Temporali: torneranno a farci visita a partire dal mercoledì 17
Interesseranno dapprima il nord, per poi propagarsi con fenomeni a macchia di leopardo anche al centro giovedì 18 e sul sud peninsulare venerdì 19.
La strada sembra ormai chiara e battuta meteolive.leonardo.it/news/In-primo-piano/2/I-temporali-torneranno-ad-accendersi-dalla-meta-della-prossima-settimana/42320/, non ci sono ripensamenti da parte della modellistica e l’impianto fisicamente regge meteolive.leonardo.it/news/La-sfera-di-cristallo/20/Temporali-in-ritirata-a-partire-dal-fine-settimana-ma-torneranno-da-mercoledi-17/42324/: dopo una tregua di qualche giorno, specie tra domenica 14 e martedì 16, ecco tornare i temporali sul suolo italiano nei giorni a seguire.
All’inizio della prossima settimana, una nuova pulsazione dell’alta pressione delle Azzorre lungo i meridiani atlantici infatti produrrà un disturbo lungo i flussi perturbati principali che scorrono alle alte latitudini, i quali saranno costretti a ripiegare in parte lungo il bordo orientale del ciclope del bel tempo, il cui asse rimarrà disteso tra la regione Iberica, le Isole Britanniche e il mar di Norvegia.
La manovra causerà una perdita di spessore dell’anticiclone stesso, tale da permettere l’infiltrazione di correnti più fresche e instabili dai quadranti nord-orientali verso il nostro Paese. La nuova circostanza sinottica si aprirà con il transito di una debole perturbazione tra mercoledì sera e giovedì mattina al nord.
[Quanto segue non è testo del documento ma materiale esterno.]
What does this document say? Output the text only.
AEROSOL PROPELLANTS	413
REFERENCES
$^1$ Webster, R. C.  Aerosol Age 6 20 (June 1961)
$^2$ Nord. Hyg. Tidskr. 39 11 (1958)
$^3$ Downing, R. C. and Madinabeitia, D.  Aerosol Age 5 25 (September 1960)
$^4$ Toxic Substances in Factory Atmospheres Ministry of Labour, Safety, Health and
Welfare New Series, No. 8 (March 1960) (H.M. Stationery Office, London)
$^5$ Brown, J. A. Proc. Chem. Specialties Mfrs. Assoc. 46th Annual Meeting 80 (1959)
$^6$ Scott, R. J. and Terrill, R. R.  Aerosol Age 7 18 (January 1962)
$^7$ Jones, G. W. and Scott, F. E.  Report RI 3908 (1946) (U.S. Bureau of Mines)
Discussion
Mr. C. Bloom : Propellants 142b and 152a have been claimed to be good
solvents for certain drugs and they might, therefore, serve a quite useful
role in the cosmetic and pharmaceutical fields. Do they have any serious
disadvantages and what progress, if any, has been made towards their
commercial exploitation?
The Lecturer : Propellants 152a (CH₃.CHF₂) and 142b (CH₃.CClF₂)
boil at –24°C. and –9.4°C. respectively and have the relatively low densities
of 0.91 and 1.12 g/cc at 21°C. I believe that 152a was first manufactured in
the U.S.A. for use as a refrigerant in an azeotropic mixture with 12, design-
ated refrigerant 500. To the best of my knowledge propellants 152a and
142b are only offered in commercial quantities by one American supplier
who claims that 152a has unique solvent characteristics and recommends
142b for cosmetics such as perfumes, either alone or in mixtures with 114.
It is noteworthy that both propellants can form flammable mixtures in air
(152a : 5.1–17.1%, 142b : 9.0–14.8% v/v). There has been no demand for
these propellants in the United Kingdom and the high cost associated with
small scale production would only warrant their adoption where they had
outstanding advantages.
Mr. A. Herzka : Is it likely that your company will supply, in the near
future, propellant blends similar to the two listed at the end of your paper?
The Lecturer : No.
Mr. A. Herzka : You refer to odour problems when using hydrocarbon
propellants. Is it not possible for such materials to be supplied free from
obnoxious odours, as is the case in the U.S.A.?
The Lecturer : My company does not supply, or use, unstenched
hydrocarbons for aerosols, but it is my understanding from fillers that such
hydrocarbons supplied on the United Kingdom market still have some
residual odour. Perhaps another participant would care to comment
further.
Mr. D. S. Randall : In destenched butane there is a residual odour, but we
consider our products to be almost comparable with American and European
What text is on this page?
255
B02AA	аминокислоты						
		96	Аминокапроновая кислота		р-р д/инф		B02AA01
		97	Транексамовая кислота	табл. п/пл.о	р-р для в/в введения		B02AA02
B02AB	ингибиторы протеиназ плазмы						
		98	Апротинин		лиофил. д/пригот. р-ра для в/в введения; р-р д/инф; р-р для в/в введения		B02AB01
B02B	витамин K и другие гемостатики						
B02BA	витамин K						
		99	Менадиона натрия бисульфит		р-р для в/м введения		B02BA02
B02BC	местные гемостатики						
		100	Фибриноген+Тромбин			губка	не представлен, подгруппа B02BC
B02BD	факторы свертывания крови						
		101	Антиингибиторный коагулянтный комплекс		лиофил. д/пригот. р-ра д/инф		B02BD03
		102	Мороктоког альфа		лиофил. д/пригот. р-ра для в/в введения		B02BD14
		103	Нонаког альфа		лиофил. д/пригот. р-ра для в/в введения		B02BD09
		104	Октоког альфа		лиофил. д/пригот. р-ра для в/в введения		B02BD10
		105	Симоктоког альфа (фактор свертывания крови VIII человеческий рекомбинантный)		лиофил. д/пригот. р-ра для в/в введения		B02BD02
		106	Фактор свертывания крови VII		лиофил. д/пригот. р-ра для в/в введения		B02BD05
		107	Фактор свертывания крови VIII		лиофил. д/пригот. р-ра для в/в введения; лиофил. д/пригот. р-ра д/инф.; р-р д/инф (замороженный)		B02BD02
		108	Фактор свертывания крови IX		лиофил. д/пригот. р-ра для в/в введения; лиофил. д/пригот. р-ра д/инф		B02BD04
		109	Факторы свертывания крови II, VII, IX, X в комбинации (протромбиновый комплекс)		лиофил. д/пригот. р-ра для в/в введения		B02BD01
Ecco dunque tornare in schiera i temporali su queste zone, con lieve ma geneale calo delle temperature.
Nel corso di giovedì ecco alcuni riflessi temporaleschi anche sulle regioni centrali peninsulari, con particolare riferimento al comparto tirrenico, posto sottovento alla direzione di sviluppo della linea di convergenza appenninica. Situazione analoga è attesa nella successiva giornata di venerdì, allorquando la mano temporalesca tenderà a prender dentro anche parte del nostro meridione, confermandosi parimenti sulle altre zone d’Italia precedentemente interessate, quindi gran parte di nord e centro.
Le regioni che dovrebbero venire interessate di meno da nubi e fenomeni saranno la Puglia meridionale, la Calabria, la Sicilia e la Sardegna.